January 16th, 2018
After the Welsh uprising of the late 13th century, Edward the King of England decided there was only one way to keep the rebels in check. Work soon began in earnest on Edward’s impressive plan to remind the Welsh of their new rulers, and to control any unruly behaviour.
His plan resulted in the “iron ring” of castles that not only dominated the local residents, but also took impressive command of the coastline. His castles at Caernarfon, Conwy, Harlech and Beaumaris are still spectacular examples, not just of Edward’s desire for control over his kingdom, but also of the incredible designs of architect Master James of St George. It’s a testament to his skills that all the castles are intact over 700 years later.
Today on the blog, we’re exploring the majestic Conwy Castle – which is about an hour’s drive from the Oakeley Arms but well worth a visit if you’re staying with us. The town of Conwy is one of the coast’s gems too – packed with independent food and gift shops.
Standing strong and proud on the edge of the estuary, Conwy Castle is as awe inspiring today as it would have been when it was first built, and this was exactly Edward’s plan.
Unlike most of his other castles in the ‘Iron Ring’, Conwy is not a concentric design, being instead a rectangular shape; its high position on a rocky hill helps to secure its strong defence. The eight enormous towers deter any attack, and the domineering significance of the vast and impenetrable grey stone walls were sure to subdue any unwelcome rebelliousness.
As in Caernarfon, Edward wanted to build an entire fortified town to surround his castle, so he instructed Master George to begin work on the town walls, which are still mostly intact today. They create almost a complete circle of defence around the important town.
Spanning for a mile and a half, more than twenty giant towers and gateways rise up from the great stone barricades. There are almost five hundred differed positions along the walls where watchmen would have stood guard; each with a bow and arrow at the ready.
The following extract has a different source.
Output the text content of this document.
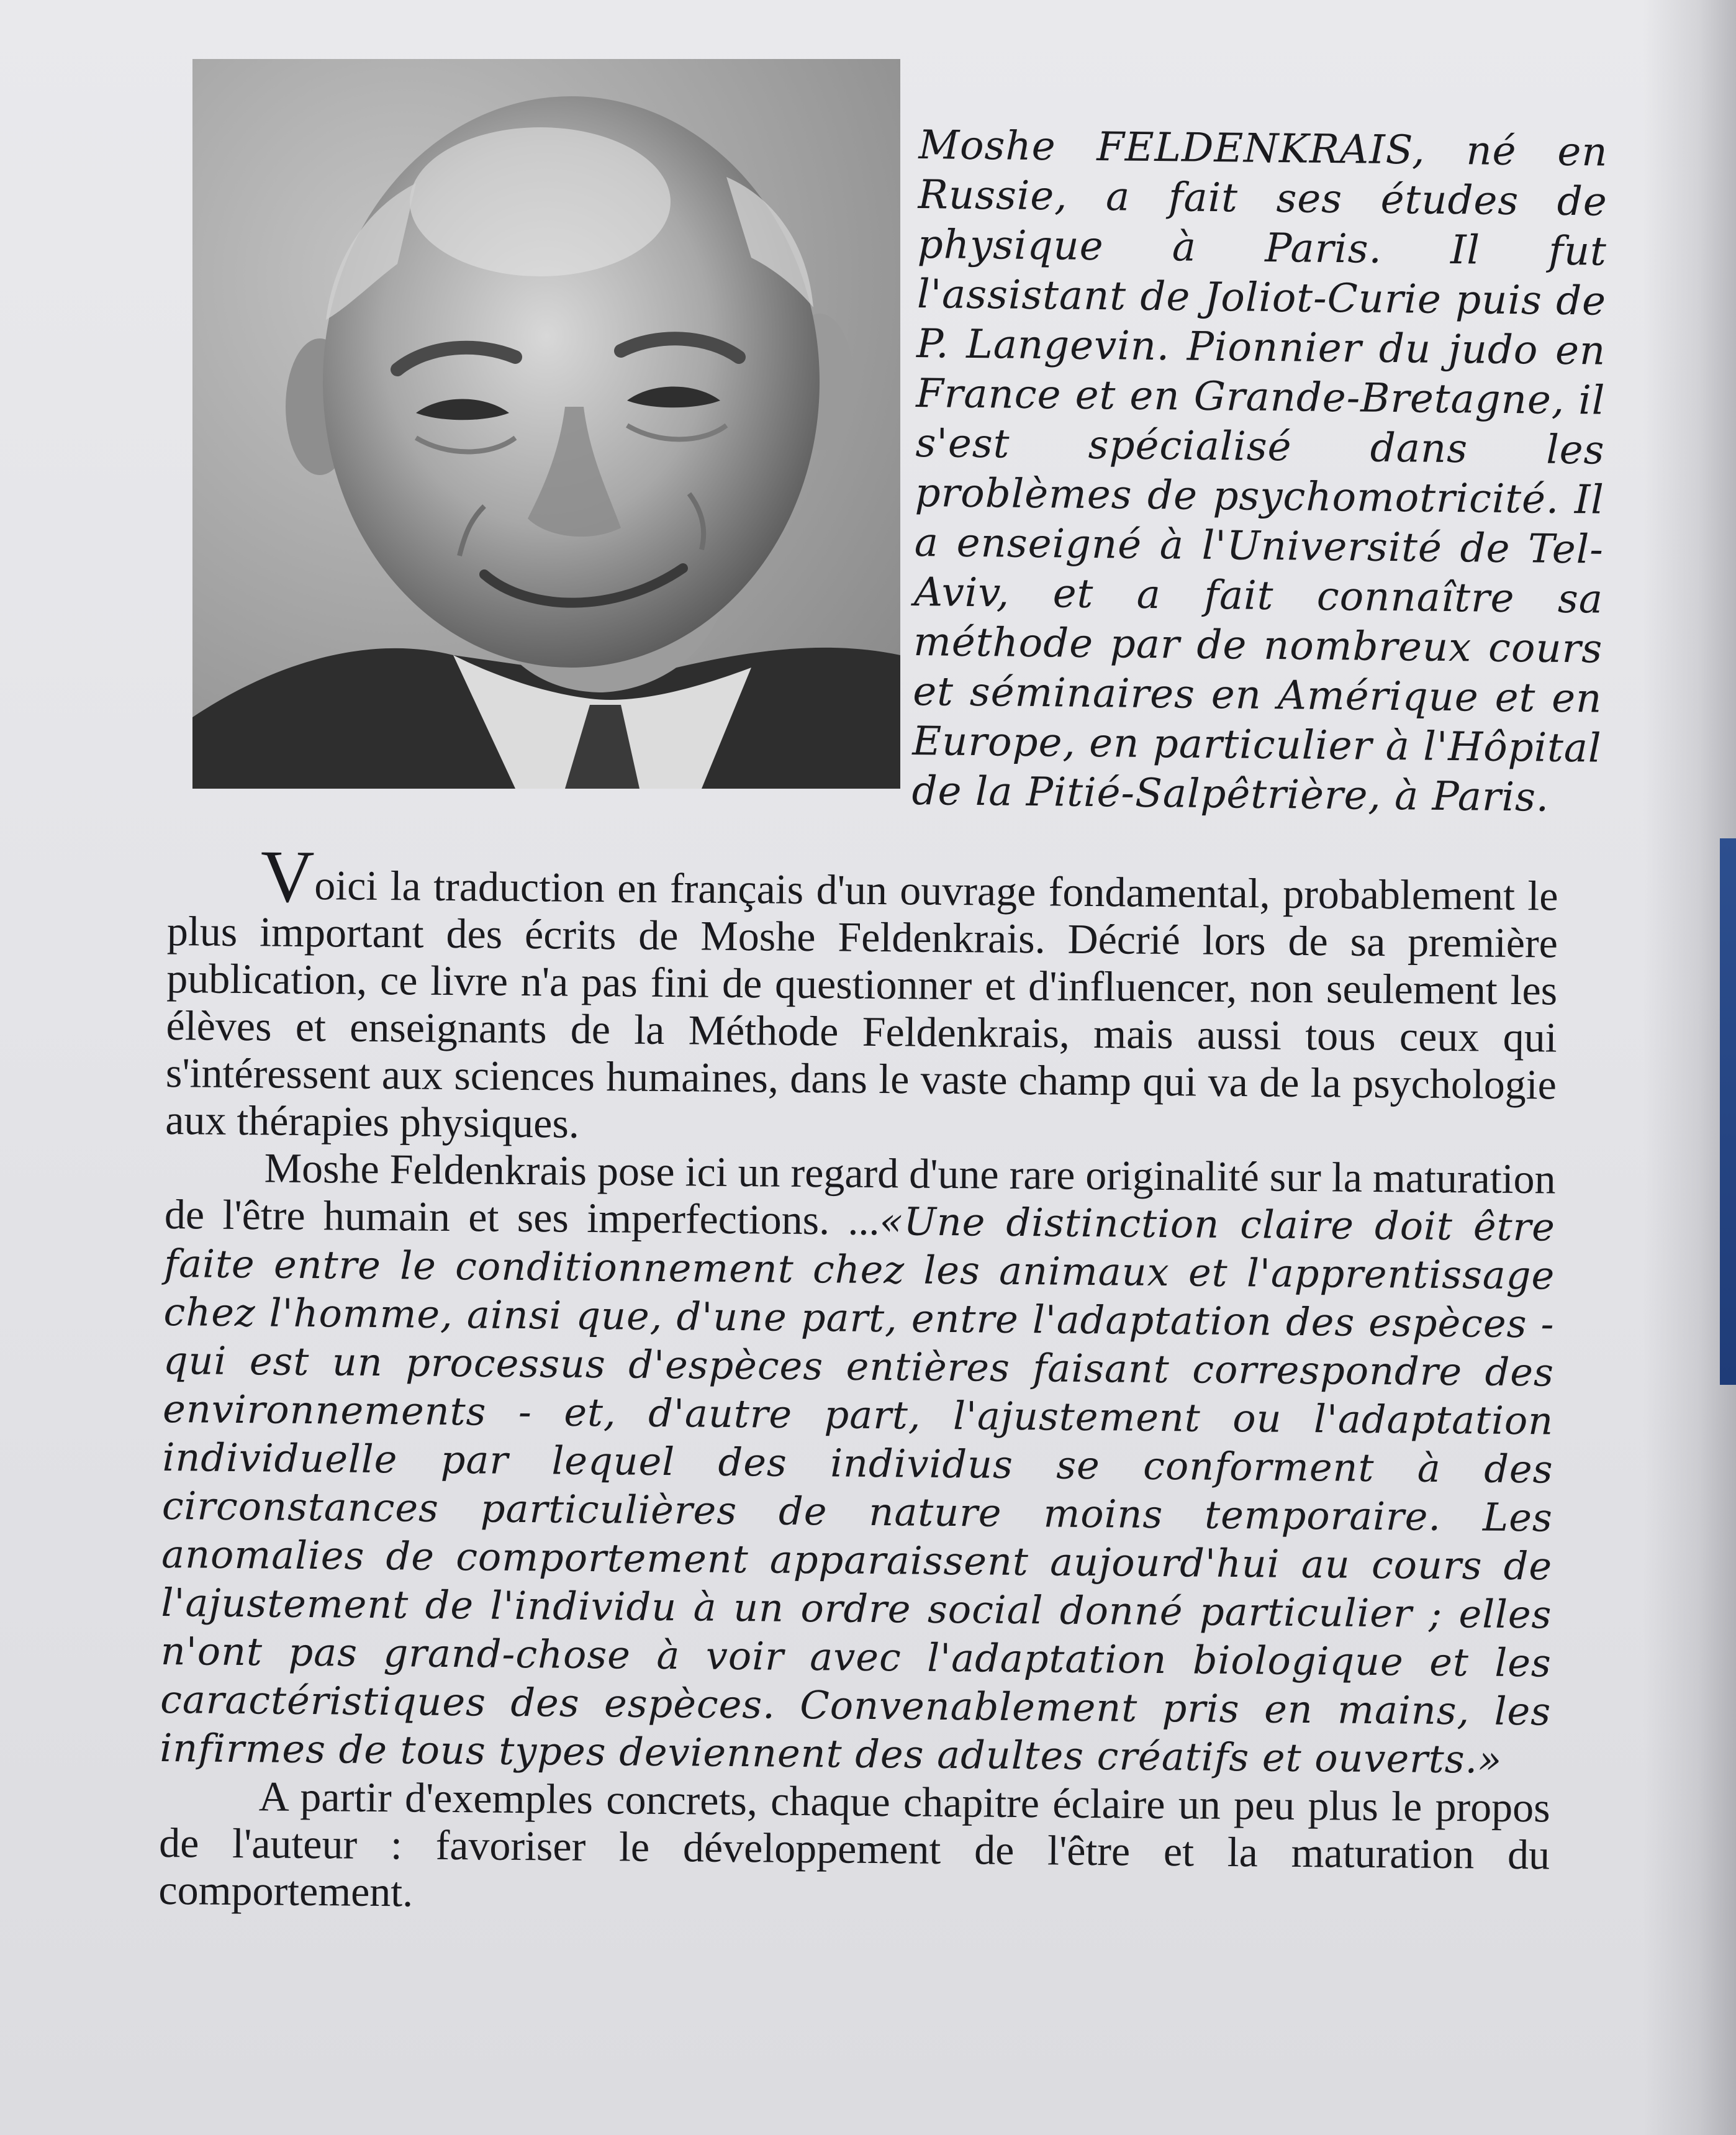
Moshe FELDENKRAIS, né en Russie, a fait ses études de physique à Paris. Il fut l'assistant de Joliot-Curie puis de P. Langevin. Pionnier du judo en France et en Grande-Bretagne, il s'est spécialisé dans les problèmes de psychomotricité. Il a enseigné à l'Université de Tel-Aviv, et a fait connaître sa méthode par de nombreux cours et séminaires en Amérique et en Europe, en particulier à l'Hôpital de la Pitié-Salpêtrière, à Paris.

Voici la traduction en français d'un ouvrage fondamental, probablement le plus important des écrits de Moshe Feldenkrais. Décrié lors de sa première publication, ce livre n'a pas fini de questionner et d'influencer, non seulement les élèves et enseignants de la Méthode Feldenkrais, mais aussi tous ceux qui s'intéressent aux sciences humaines, dans le vaste champ qui va de la psychologie aux thérapies physiques.

Moshe Feldenkrais pose ici un regard d'une rare originalité sur la maturation de l'être humain et ses imperfections. ...«Une distinction claire doit être faite entre le conditionnement chez les animaux et l'apprentissage chez l'homme, ainsi que, d'une part, entre l'adaptation des espèces - qui est un processus d'espèces entières faisant correspondre des environnements - et, d'autre part, l'ajustement ou l'adaptation individuelle par lequel des individus se conforment à des circonstances particulières de nature moins temporaire. Les anomalies de comportement apparaissent aujourd'hui au cours de l'ajustement de l'individu à un ordre social donné particulier ; elles n'ont pas grand-chose à voir avec l'adaptation biologique et les caractéristiques des espèces. Convenablement pris en mains, les infirmes de tous types deviennent des adultes créatifs et ouverts.»

A partir d'exemples concrets, chaque chapitre éclaire un peu plus le propos de l'auteur : favoriser le développement de l'être et la maturation du comportement.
Conwy castle wasn’t captured by Welsh rebels until the fifteenth century, after which it was sadly left to ruin. Despite its dilapidated state its majesty somehow survived the fast pace of modern development, and when Thomas Telford was scratching his head in the nineteenth century for a solution to the troublesome problem of crossing the mouth of the River Conwy, he held the castle and its history in high esteem. Although a small part of the castle was demolished in the 1820’s in order to build his road suspension bridge (one of the first in the world), the majority remained intact, and Telford’s bridge is now almost as iconic as the castle itself.
Today, the castle and town walls are some of the best preserved medieval fortress buildings in Britain. Calm may have long been restored between the English throne and the Welsh rebels, but the power, strength and dominance that that buildings commanded are unmistakable in the ever-watchful mighty walls.